LA ZORRA, EL OSO Y EL LEÓN

Un león y un oso encontraron al mismo tiempo a un cervatillo, entonces se retaron en combate a ver cuál de los dos se quedaba con la presa.
Una zorra que por allí pasaba, viéndolos extenuados por la lucha y con el cervatillo al medio, se apoderó de éste y corrió pasando tranquilamente entre ellos.
Y tanto el oso como el león, agotados y sin fuerzas para levantarse, murmuraron:
—¡Desdichados nosotros! ¡Tanto esfuerzo y tanta lucha hicimos para que todo quedara para la zorra!

MORALEJA:
Por empeñarnos en no querer compartir, podemos perderlo todo.


LA ZORRA Y EL LEÓN ANCIANO

Un anciano león, incapaz ya de obtener por su propia fuerza la comida, decidió hacerlo usando la astucia. Para ello se dirigió a una cueva y se tendió en el suelo, gimiendo y fingiendo que estaba enfermo.
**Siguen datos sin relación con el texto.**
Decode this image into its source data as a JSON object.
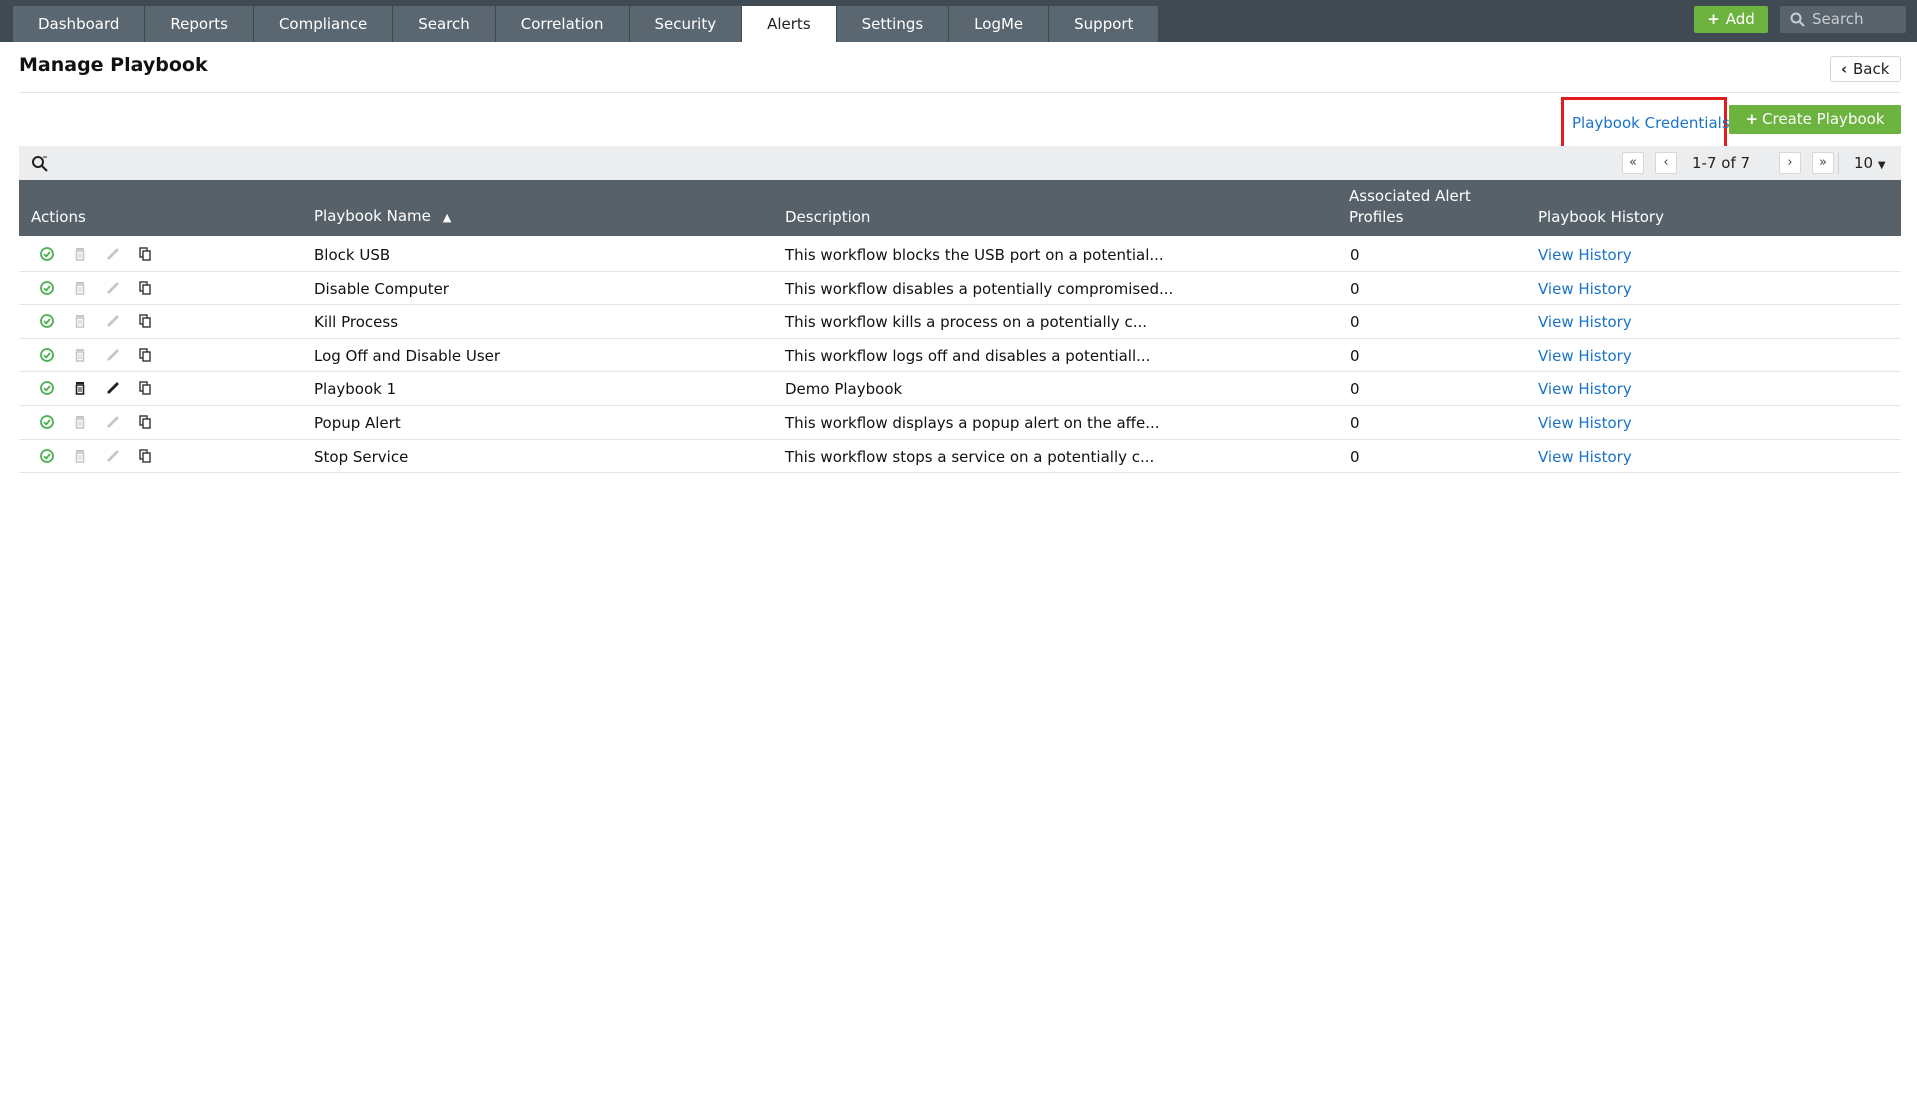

De este modo, cuando los otros animales pasaban para visitarle, los atrapaba inmediatamente para su comida.
Habían llegado y perecido ya bastantes animales, cuando la zorra, adivinando cuál era su ardid, se presentó también, y deteniéndose a prudente distancia de la caverna, preguntó al león cómo le iba con su salud.
—Claro que hubiera entrado —le dijo la zorra— si no viera que todas las huellas entran, pero no hay ninguna que salga.

MORALEJA:
Siempre advierte a tiempo los indicios del peligro y así evitarás que te dañe.